Wow I'm really mad , I just got the smoker in the mail and in had no it or craft paper on secondary box, it was shipped as is. Well now my fathers X-mas gift is no surprise as he brought it in the house. Thanks a lot jannsnetcraft.com what great buisness practice send stuff 3 weeks before the holidays in its original package. Is it just me or does this seem to be very common sence stuff, not rocket science. Sorry had to vent, I called and reallt only thing they could say was sorry (we are stupid). I almost want to send it back, but my fathers face when he told me thanks, and I said for what, he said the smoker, I said darn it,LOL. Thanks for letting me vent I feel better, Victor


----------



## hawgheaven (Dec 6, 2007)

Yeah, that kinda sux, but look at it this way... now you know your Dad likes it and it doesn't have to be returned! You made his Christmas!!


----------



## dougbennett (Dec 9, 2007)

Having used both, I'd disagree with the person who says there's a learning curve for gas smokers. Today, for instance, I was doing a Butt. Other than mopping and adding water and wood, it was as simple as simple can be.

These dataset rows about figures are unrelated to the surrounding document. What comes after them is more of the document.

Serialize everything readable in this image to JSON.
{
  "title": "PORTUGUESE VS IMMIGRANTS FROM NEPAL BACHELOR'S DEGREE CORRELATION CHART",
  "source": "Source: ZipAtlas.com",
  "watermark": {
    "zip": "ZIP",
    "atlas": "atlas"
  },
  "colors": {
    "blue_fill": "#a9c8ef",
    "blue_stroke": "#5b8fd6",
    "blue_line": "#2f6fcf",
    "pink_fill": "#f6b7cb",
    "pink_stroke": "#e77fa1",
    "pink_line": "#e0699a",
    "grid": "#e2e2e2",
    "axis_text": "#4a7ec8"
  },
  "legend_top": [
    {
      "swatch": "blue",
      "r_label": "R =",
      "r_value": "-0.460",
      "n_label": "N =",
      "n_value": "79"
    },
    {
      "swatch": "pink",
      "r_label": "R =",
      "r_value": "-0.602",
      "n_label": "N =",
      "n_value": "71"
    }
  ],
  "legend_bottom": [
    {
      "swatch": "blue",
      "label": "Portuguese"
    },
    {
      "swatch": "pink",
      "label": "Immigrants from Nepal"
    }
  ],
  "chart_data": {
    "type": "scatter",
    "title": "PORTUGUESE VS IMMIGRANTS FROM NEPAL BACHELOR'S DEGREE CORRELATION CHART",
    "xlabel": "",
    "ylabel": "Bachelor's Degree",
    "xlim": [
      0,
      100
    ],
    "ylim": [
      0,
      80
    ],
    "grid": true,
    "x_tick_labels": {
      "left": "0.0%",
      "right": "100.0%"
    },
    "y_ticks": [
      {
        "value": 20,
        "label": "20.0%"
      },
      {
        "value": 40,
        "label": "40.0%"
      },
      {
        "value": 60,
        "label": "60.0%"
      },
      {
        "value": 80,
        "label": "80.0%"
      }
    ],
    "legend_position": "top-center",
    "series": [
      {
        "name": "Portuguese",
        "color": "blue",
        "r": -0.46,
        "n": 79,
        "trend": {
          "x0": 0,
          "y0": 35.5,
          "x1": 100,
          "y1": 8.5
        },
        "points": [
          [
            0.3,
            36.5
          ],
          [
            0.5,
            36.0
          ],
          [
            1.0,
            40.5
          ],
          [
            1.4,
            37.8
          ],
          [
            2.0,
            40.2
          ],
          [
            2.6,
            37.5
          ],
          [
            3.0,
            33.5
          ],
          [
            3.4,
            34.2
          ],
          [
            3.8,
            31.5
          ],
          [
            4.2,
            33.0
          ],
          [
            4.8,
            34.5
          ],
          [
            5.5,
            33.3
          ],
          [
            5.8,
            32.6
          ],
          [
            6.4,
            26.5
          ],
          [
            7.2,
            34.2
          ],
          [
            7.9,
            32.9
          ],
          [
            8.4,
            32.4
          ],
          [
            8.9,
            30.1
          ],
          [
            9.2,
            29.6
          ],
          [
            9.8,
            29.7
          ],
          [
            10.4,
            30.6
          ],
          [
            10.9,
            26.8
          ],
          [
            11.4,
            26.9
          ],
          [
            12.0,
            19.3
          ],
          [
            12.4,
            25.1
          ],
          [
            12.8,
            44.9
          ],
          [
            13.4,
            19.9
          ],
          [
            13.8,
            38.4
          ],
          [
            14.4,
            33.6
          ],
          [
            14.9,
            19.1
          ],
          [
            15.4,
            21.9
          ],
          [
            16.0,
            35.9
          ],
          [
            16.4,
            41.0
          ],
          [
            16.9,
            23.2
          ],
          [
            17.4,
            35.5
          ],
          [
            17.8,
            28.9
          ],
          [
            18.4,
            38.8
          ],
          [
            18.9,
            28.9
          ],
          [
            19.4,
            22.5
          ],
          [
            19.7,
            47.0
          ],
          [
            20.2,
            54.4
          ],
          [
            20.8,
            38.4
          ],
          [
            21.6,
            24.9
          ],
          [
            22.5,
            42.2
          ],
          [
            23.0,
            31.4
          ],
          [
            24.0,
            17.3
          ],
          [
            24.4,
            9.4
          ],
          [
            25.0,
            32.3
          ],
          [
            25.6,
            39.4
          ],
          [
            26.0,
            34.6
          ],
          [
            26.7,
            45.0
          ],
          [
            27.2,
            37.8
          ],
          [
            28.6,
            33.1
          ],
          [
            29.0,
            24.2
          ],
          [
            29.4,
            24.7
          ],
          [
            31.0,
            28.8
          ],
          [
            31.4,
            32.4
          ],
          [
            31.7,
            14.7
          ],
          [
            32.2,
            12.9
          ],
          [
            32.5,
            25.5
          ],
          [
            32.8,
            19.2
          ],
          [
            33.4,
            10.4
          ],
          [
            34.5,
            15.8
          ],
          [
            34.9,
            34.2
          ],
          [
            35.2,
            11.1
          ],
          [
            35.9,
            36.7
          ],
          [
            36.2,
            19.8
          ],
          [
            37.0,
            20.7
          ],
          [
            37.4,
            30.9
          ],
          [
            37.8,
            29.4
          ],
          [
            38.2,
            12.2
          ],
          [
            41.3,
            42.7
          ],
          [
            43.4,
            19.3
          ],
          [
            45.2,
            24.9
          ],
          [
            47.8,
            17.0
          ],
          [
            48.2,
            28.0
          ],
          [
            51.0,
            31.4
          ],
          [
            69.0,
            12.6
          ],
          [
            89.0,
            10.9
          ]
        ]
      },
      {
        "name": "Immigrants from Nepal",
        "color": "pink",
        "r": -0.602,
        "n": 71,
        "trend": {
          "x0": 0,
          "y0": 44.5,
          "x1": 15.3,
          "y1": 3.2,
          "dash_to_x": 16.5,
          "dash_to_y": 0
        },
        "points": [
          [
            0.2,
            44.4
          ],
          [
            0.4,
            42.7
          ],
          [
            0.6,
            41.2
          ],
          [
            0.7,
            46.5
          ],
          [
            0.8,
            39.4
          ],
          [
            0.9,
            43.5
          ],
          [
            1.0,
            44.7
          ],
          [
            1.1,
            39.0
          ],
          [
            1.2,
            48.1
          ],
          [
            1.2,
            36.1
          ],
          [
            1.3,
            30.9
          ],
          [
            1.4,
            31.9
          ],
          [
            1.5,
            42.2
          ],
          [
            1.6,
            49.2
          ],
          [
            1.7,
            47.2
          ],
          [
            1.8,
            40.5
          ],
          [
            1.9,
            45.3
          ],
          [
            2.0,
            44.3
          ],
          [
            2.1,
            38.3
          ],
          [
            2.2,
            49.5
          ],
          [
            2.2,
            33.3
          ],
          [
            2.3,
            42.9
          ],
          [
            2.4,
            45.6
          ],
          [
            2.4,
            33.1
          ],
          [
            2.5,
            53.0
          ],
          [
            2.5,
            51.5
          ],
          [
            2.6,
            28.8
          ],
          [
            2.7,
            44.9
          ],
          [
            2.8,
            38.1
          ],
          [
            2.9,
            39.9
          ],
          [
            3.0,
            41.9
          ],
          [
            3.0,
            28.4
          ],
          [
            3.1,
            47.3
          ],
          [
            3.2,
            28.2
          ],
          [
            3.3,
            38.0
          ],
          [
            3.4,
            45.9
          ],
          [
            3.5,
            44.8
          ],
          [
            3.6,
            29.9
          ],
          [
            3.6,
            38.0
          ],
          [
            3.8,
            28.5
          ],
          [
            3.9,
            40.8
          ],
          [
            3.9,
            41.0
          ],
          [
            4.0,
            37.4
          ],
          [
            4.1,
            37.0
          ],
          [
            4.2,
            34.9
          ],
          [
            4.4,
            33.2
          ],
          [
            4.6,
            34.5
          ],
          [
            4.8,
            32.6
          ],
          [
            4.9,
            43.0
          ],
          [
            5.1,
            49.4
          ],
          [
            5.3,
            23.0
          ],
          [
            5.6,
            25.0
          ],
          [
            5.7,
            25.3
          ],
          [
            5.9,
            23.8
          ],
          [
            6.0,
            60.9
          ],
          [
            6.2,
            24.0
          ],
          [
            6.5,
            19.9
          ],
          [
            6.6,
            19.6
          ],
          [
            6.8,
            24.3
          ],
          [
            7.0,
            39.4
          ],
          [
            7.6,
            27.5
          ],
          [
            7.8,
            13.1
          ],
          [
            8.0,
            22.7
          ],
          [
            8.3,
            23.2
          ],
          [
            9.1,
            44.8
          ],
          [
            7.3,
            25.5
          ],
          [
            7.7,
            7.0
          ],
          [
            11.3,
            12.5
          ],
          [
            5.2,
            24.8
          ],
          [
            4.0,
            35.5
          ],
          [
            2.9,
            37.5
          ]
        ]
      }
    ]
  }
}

And, with a gasser, you can bring the temp right back to 225 with a flick of the wrist. 

Get thee to Wal-Mart and get a propane GOSM for about $100.


----------



## pescadero (Dec 9, 2007)

I didn't see this until it was too late for me to say anything.  Hope you are happy with this choice.  I have both Little Chiefs and Big Chiefs.    Love the Little Chief for Low and Slow Salmon and shellfish.  In my opinion, Big Chief is too hot for traditional Smoked Salmon.  And, neither one have any controls.  You get the factory setting and that is it.  Both are too low for good Poultry and Big Chief is too hot for Fish.

I love mine because they are dedicated to specific uses and are perfect for those.  I just don't think either model is a good all around smoker.  I think there are lots better choices out there.

PM Navionjim and ask him about them.  He is currently in Texas.  But, he is a Pacific Northwest boy and grew up with these smokers, back when they were the only option.  We both did.  In fact they were designed and produced just up the Hwy about an hour.  .  .  back in the day.

You know the standard disclaimer applies.  "This is just my opinion and YMMV".

Skip


----------